Kedelapan, tidak memperdulikan pujian dan cacian manusia, karena pujian mereka tidak bermanfaat dan cacian mereka tidak merugikan, sebaliknya hendaknya ketakutannya kepada celaan Allah dan kebahagiaannya dengan pujian Allah, “ Katakanlah, ‘Dengan karunia Allah dan rahmatNya, hendaklah dengan itu mereka bergembira. Karunia Allah dan rahmatNya itu adalah lebih baik dari apa yang mereka kumpulkan." (Yunus: 58).

Hendaknya Anda menyadari bahwa tiada manusia yang pujiannya berguna dan tiada manusia yang celaan memburukkan selain Allah semata, bila demikian lalu untuk apa Anda mencari pujian yang tidak menghiasi dan berlari dari celaan yang tidak memburukkan? Mestinya sebaliknya, Anda kudu mencari pujian yang menghiasi dan celaan yang memperburuk.

Perhatikanlah siapa yang mencelamu, bila dia benar dan bermaksud menasihati maka terimalah nasihatnya, pahit memang, tetapi ibarat obat dari seorang dokter yang diharapkan menjadi sebab kesembuhan, demikian pula dengan nasihat, terima saja-lah karena dia memperlihatkan aib-aibmu kepadamu, mengingatkan kesalahan-kesalahan yang kamu mungkin lupa kepadanya. Namun bila dia berdusta, maka sekalipun Anda bebas dari aib tersebut, Anda toh tidak lepas dari aib yang lain bukan? Bersyukur, pendusta tersebut tidak mengetahui aib-aibmu, kedustaannya merupakan pelebur dosa bagimu bila kamu bersabar dan berharap pahala dari Allah.
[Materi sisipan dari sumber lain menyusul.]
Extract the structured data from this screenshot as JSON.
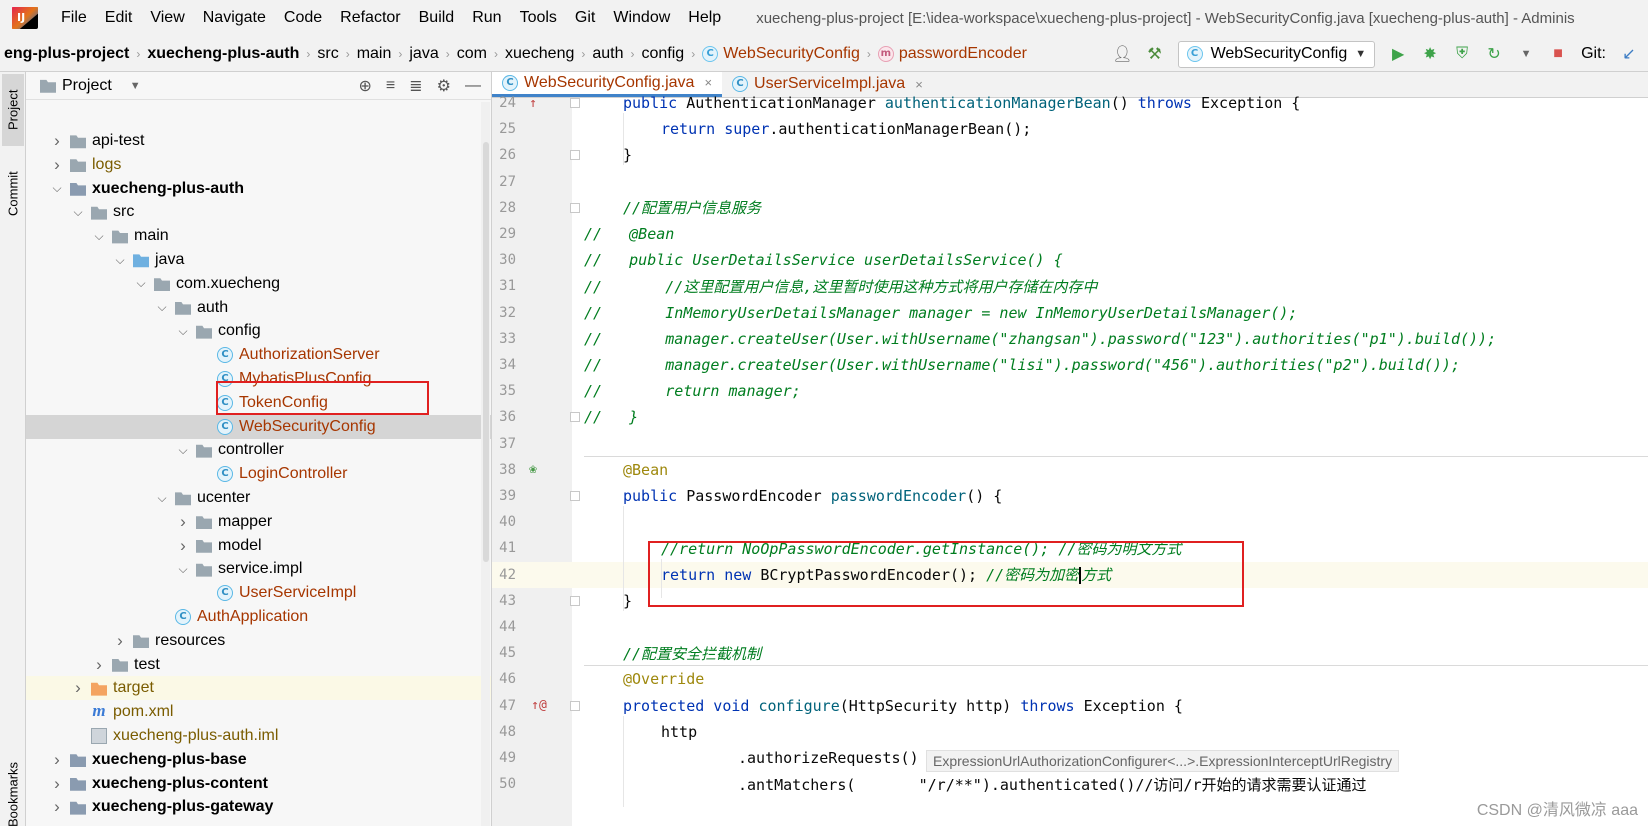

Kesembilan, takut kepada su`ul khatimah, di mana penutup amalnya dan akhir ajalnya adalah riya, akibatnya dia harus memikul kerugiaan yang besar, karena manusia di bangkit di hari Kiamat di atas apa yang dia mati di atasnya, manusia dibangkitkan sesuai dengan niat-niat mereka dan sebaik-baik amal adalah penutupnya.

Kesepuluh, memohon pertolongan kepada Allah dan selalu bergantung kepadanya, Nabi saw telah bersabda, “Wahai manusia, takutlah kalian terhadap syirik ini, karena ia lebih samar daripada gerakan semut.” Mereka bertanya, “Bagaimana kita menjaga diri darinya wahai Rasulullah?” Beliau berkata, “Ucapkanlah, ‘Ya Allah, sesungguhnya kami berlindung dari mempersekutukanMu dengan sesuatu yang kami ketahui dan kami memohon ampun kepadaMu dari apa yang tidak kami ketahui.” Diriwayatkan oleh Ahmad dengan sanad yang jayyid.

Kesebelas, menutup mata terhadap apa yang ada di tangan manusia, karena cinta sanjungan dan pujian dari manusia, termasuk berharap apa yang ada di tangan mereka tidak berkumpul dalam hati dengan keikhlasan dan berharap balasan hanya dariNya, seperti api dengan air. Bila Anda ingin meraih derajat ikhlas maka datangilah tamak terhadap balasan manusia, sembelihlah ia dengan pedang putus asa. Sadarilah bahwa apa yang dimiliki manusia, Allah memilikinya dalam bentuk lebih melimpah, lebih besar, lebih langgeng dan lebih nikmat.

Keduabelas, menyadari buah-buah keikhlasan di dunia dan di akhirat setelah mengetahui akibat buruk riya`, karena mengetahui buah-buah yang baik akan mendorong untuk memetiknya sebagaimana mengetahui akibat buruk akan mendorong untuk berlari darinya. Wallahu a’lam.